I have exome sequencing data and as far as I know, it should include all exonic regions including the mitochondrial genome. When I blast my sequences to recover mitochondrial protein-coding genes, I get a ton of intermittent stop codons and a lot of gaps which I generally do not find when extracting nuclear genes. The literature tells me it includes all exomic region so I am wondering if this is just a coverage problem or something else? I don't work with mitogenomes generally but after extracting the popular COI gene exons, and aligning everything to the reference sequence the columns of stop codons makes no sense to me.

Why don't you check the coverage of the mitochondrial genes (those having a reasonable non-multimapping MAPQ like > 20 or so) to see if those genes are included.

As you probably know there are different kits for WES. So please be as specific as possible. For each kit the design files should be available, although some will be easier to find than others. In general I would expect those genes to be included... Although targeting these might lead to severe unbalanced coverage...

2.6 years ago
h.mon

As noted by WouterDeCoster , you should state the capture kit (and search for its documentation), as different kits will include different capture probes. Illumina exome kits apparently include mitochondrial genes.

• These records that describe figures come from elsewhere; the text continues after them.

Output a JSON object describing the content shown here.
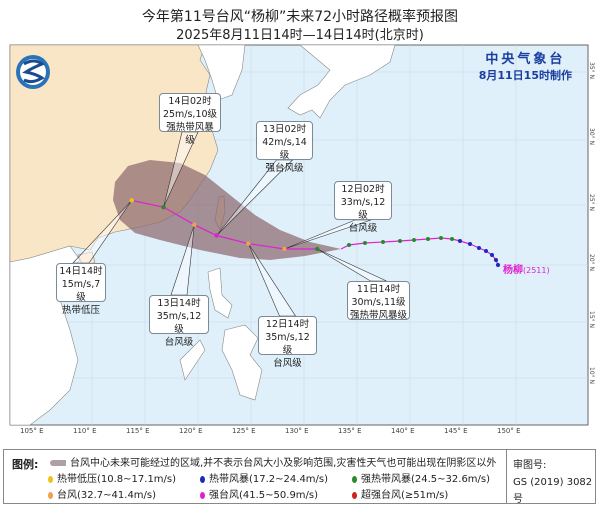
{
  "title": "今年第11号台风“杨柳”未来72小时路径概率预报图",
  "subtitle": "2025年8月11日14时—14日14时(北京时)",
  "agency": {
    "name": "中央气象台",
    "made": "8月11日15时制作"
  },
  "typhoon": {
    "name": "杨柳",
    "code": "(2511)"
  },
  "longitude_labels": [
    "105° E",
    "110° E",
    "115° E",
    "120° E",
    "125° E",
    "130° E",
    "135° E",
    "140° E",
    "145° E",
    "150° E"
  ],
  "latitude_labels": [
    "35° N",
    "30° N",
    "25° N",
    "20° N",
    "15° N",
    "10° N"
  ],
  "forecast_points": [
    {
      "time": "11日14时",
      "wind": "30m/s,11级",
      "grade": "强热带风暴级",
      "lon": 132.1,
      "lat": 20.6,
      "color": "#2a8a2a"
    },
    {
      "time": "12日02时",
      "wind": "33m/s,12级",
      "grade": "台风级",
      "lon": 129.0,
      "lat": 20.6,
      "color": "#f0a050"
    },
    {
      "time": "12日14时",
      "wind": "35m/s,12级",
      "grade": "台风级",
      "lon": 125.6,
      "lat": 21.0,
      "color": "#f0a050"
    },
    {
      "time": "13日02时",
      "wind": "42m/s,14级",
      "grade": "强台风级",
      "lon": 122.6,
      "lat": 21.6,
      "color": "#e020d0"
    },
    {
      "time": "13日14时",
      "wind": "35m/s,12级",
      "grade": "台风级",
      "lon": 120.5,
      "lat": 22.4,
      "color": "#f0a050"
    },
    {
      "time": "14日02时",
      "wind": "25m/s,10级",
      "grade": "强热带风暴级",
      "lon": 117.6,
      "lat": 23.7,
      "color": "#2a8a2a"
    },
    {
      "time": "14日14时",
      "wind": "15m/s,7级",
      "grade": "热带低压",
      "lon": 114.6,
      "lat": 24.2,
      "color": "#f0c020"
    }
  ],
  "legend": {
    "label": "图例:",
    "cone_text": "台风中心未来可能经过的区域,并不表示台风大小及影响范围,灾害性天气也可能出现在阴影区以外",
    "items": [
      {
        "text": "热带低压(10.8~17.1m/s)",
        "color": "#f0c020"
      },
      {
        "text": "热带风暴(17.2~24.4m/s)",
        "color": "#1a2ac0"
      },
      {
        "text": "强热带风暴(24.5~32.6m/s)",
        "color": "#2a8a2a"
      },
      {
        "text": "台风(32.7~41.4m/s)",
        "color": "#f0a050"
      },
      {
        "text": "强台风(41.5~50.9m/s)",
        "color": "#e020d0"
      },
      {
        "text": "超强台风(≥51m/s)",
        "color": "#d02020"
      }
    ],
    "review_label": "审图号:",
    "review_no": "GS (2019) 3082号"
  },
  "colors": {
    "ocean": "#dff0fb",
    "land_china": "#f9e6c6",
    "land_other": "#ffffff",
    "cone": "#8c6a6e",
    "track": "#e020d0"
  }
}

What you may be observing is the presence of numt (nuclear copies of mtDNA), see “COI-like” Sequences Are Becoming Problematic in Molecular Systematic and DNA Barcoding Studies for an introduction on numts. The 1000 Genomes project (A global reference for human genetic variation) found that, on average, a typical human genome has 4 numts.

2.6 years ago

The short answer is no. I don’t believe most exome kits really have intentional mitochondrial sequence because if they did there would be mt variants in projects like ExAC, but there aren’t. Maybe that’s a new development for illumina kits. I looked at the TruSeq Exome Targeted Regions Manifest v1.2 (BED Format), and I did see these regions:

Mitochondria outnumber nuclear dna like 1000 to 1, but the chemistry must be sufficiently different to keep these sequences out of exomes kits, because we’re only talking about a 13 coding genes anyway.

If you are dead set on exomes, there are off-target reads (accidents) which can tell you a lot.